Before You Drive
Being prepared is the first step in learning how to drive. The following tips should help you get ready to get behind the wheel.
Do your homework
- Learn about your province or territory’s licensing process—there may be special rules for teens. Most licensing programs are designed to gradually develop your driving skills and can take a year or more to complete.
- You should also learn about the financial and legal responsibilities drivers have in your province or territory.
- Ask your parents to share their driving experiences with you, especially the reasons behind the decisions they make while driving. Your parents, or other important adults in your life, may have years of driving experience and can be very helpful when you’re getting ready to drive.
Be a smart passenger
- Always wear your seat belt when riding in a car. Aside from it being the law, forming the habit now could very well save your life should you get into an accident while you’re driving.
- Be observant of other drivers, roadway conditions, and traffic signs and signals. This will help you learn what to expect when you start driving.
- Avoid riding with friends until they become more experienced drivers, even if the law in your province or territory allows you to ride with teen drivers. You’ll be able to learn more about driving by riding with more experienced adults.
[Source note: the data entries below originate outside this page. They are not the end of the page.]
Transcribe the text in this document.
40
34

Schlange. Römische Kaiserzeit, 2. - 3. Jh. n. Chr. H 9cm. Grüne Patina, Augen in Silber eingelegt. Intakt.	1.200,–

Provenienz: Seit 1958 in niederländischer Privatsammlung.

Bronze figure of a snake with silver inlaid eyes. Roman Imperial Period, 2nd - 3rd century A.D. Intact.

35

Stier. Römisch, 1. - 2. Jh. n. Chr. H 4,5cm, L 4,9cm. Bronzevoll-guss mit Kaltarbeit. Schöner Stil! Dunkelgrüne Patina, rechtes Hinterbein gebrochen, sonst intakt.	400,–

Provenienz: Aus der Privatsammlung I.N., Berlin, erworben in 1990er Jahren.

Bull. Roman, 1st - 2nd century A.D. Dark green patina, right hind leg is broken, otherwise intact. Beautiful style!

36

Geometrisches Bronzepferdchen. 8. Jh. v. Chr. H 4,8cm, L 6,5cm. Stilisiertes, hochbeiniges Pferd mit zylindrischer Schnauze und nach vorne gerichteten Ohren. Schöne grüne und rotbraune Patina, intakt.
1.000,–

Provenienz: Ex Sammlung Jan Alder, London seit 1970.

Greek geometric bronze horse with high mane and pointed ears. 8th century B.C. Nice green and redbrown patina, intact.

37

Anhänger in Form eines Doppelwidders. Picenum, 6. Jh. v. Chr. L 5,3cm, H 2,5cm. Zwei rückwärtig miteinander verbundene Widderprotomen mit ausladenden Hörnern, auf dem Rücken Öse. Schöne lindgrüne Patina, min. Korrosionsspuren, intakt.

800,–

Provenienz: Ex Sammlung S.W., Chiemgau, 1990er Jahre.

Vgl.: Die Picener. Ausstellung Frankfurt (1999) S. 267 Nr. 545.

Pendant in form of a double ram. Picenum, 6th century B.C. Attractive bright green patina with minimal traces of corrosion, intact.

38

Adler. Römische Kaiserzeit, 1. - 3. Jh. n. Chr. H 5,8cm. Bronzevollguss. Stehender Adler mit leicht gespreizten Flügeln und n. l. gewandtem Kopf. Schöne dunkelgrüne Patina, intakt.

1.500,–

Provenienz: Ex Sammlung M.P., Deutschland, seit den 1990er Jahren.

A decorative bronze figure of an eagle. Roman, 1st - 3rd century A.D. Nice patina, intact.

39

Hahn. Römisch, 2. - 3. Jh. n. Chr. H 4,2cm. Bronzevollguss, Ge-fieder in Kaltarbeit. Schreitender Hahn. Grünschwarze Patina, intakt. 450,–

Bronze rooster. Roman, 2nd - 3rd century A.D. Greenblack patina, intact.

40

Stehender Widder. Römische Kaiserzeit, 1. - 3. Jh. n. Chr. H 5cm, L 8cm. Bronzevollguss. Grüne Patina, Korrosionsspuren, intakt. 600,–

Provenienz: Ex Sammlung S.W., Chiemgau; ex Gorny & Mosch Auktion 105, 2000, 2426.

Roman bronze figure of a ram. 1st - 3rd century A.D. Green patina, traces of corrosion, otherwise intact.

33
- Never distract the driver or encourage them to take risks, in any situation – whether you’re riding with teens or adults.
Prepare a family driving agreement
It’s a good idea to sit down with your parents and agree to a set of expectations around your driving. You may want to agree on things like how late you’re allowed to stay out driving, whether or not you’ll be expected to pay for a portion of gas and insurance, and how far from home you can drive. Having a family driving agreement will result in fewer things to worry about when you’re driving, allowing you to focus on gaining confidence and experience as a driver.